Драматургия событий вокруг фестиваля документального кино «Артдокфест» в этом году оказалась сама по себе достойной кинематографа: 9 апреля, в день закрытия фестиваля в Москве, на президента фестиваля Виталия Манского совершено нападение, а показы в Санкт-Петербурге сорваны полностью, несмотря на то что программа была согласована с Министерством культуры. Петербургский фестиваль пустил под откос местный Роспотребнадзор, в день открытия «Артдокфеста», 3 апреля, опечатавший зал Дома кино по заявлению активиста Тимура Булатова, утверждавшего, что фестиваль пропагандирует ЛГБТ-отношения среди несовершеннолетних, и для верности обвинившего «Артдокфест» в нарушении санитарно-эпидемиологических норм. В Москве билеты на оба показа фильма «Тихий голос» (режиссер Река Валерик, история чеченского гея Хаважа, бойца ММА, сбежавшего за границу) целиком выкупил тайный покупатель на фоне протестов чеченской диаспоры против демонстрации картины.

В интервью «Ведомостям» Манский рассказал, как намерен защищать независимое неигровое кино.

– Вместо «Тихого голоса», показ которого был перенесен в онлайн, вы показали антиутопию Ксении Охапкиной «Бессмертный» о патриотическом движении «Юнармия», где перед нами страна, которая всегда готова к войне. Вы воспринимаете ситуацию вокруг «Артдокфеста» в этом году как объявление войны, причем в открытой форме, учитывая нападение на вас? И если да, то принимаете ли вызов?

– Да, конечно, мы вызов принимаем любой – и в открытой, и в закрытой форме. Если мы будем подчиняться давлению, тогда все бессмысленно. Мы сопротивляемся любой попытке увести от реальности общество, авторов и зрителей – собственно, общество для нас и есть некое соединение авторов и зрителей – и сбить с пути осмысления тех, на мой взгляд, катастрофических процессов, которые происходят в России сегодня. А то, что давление переходит из закрытой формы в открытую, это как раз еще более убедительно отражает степень трагедии, происходящей в стране.

– В чем для вас особенность момента: с чем вы связываете усиления давления на фестиваль с разных сторон именно в этом году?

– Я связываю это с обострением противостояния системы и – очень хочется для красного словца сказать «последних» – островков сопротивления... Но надеюсь, что этих островков достаточно много и из болота, в котором мы все оказались, все же можно выбраться, опираясь как раз на такие «кочки», как «Артдокфест». Иначе общество погрязнет в трясине и потеряет какие-либо шансы на высвобождение.

«Мощный образ страны в состоянии стресса»
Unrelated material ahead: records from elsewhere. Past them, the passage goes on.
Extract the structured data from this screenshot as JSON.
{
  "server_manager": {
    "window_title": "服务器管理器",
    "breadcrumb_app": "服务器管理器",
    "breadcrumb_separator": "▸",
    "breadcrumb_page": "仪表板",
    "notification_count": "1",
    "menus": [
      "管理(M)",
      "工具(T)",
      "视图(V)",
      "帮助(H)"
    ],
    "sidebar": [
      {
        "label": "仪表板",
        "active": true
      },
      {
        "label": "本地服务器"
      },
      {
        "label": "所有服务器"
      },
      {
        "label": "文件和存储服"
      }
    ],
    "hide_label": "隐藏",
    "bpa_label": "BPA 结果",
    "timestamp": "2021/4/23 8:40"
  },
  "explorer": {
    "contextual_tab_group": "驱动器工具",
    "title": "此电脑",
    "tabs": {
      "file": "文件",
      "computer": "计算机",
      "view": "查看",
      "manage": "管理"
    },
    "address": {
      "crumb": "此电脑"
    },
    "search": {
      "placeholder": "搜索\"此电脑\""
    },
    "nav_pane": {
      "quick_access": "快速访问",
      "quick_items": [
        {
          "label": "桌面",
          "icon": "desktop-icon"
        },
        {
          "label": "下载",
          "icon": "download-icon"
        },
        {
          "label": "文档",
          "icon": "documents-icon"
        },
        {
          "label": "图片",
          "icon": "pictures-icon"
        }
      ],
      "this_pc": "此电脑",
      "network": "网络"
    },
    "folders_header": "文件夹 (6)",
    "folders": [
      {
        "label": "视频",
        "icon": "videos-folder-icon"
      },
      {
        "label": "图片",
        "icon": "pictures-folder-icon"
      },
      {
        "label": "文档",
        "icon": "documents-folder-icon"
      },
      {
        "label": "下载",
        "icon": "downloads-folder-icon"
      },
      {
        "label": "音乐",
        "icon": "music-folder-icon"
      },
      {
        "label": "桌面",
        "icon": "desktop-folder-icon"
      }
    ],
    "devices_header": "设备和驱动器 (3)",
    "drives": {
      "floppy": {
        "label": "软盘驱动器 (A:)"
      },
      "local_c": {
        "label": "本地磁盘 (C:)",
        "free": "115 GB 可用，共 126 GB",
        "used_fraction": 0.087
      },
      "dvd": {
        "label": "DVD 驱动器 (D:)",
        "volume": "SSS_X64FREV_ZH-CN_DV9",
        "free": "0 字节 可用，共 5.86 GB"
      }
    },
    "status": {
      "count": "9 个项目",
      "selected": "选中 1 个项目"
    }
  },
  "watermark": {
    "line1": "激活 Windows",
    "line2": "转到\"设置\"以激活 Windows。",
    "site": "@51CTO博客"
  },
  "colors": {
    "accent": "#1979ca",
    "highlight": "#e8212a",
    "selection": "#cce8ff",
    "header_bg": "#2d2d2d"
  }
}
– Есть такое понятие – «вкус эпохи»: определенный период времени может быть связан в нашем восприятии, например, с определенными надеждами или, напротив, с крушением этих надежд. Для вас как режиссера-документалиста, наверное, ближе понятие визуального ряда, хотя речь и в этом случае идет об эмоциональной окраске момента. С какими документальными кадрами для вас связан сегодняшний день России? Возможно, это будут кадры из фильмов «Артдокфеста» 2021 г.?

– Хороший вопрос. Думаю, что на него есть много вариантов ответа. В данную минуту я сказал бы, что визуально это портрет человека в отчаянии, иногда автопортрет. В целом каждый фильм в программе «Артдокфеста» в той или иной степени есть автопортрет, даже если это фильм, условно говоря, о судьбе свиньи в Норвегии.

Авторство вынесено на первый план в названии нашего фестиваля, поскольку «арт» – это авторское кино, авторский взгляд. Но есть и портреты, которые люди сами снимали и отправляли, скажем так, в пространство, в интернет, в надежде быть услышанными. Я имею в виду фильм Андрея Грязева «Котлован», который является спектром автопортретов людей в отчаянии, растерянности, предельном состоянии горя, когда они обращаются к власти через сеть YouTube. И эти обращения – как последний вопль, иногда взывающий к помощи, а иногда посылающий проклятия той жизни, которую невозможно преодолеть по отдельности. В том и сила фильма «Котлован», что отдельные возгласы или подчас всхрипы отчаяния сплетаются в некий единый мощный образ страны в состоянии стресса.

– В программе «Артдокфеста» сразу несколько фильмов-портретов, этот жанр традиционно важен для фестиваля. Что характеризует фильмы-портреты нынешнего года?

– Фильмы-портреты, представленные на нашем фестивале в этом году, не являются в буквальном смысле портретами людей, даже в тех случаях, когда их имена вынесены в название фильма.

Фильм «Расторгуев» – не столько об Александре Расторгуеве, сколько о невыносимости и трагичности, обреченности документалиста, летописца, пытающегося схватить это конфликтное время, зафиксировать его, преломить его в художественный образ. И о том, к чему это приводит. В случае с Расторгуевым – к гибели в Центральноафриканской Республике от, возможно, сил, которые находятся внутри Российской Федерации.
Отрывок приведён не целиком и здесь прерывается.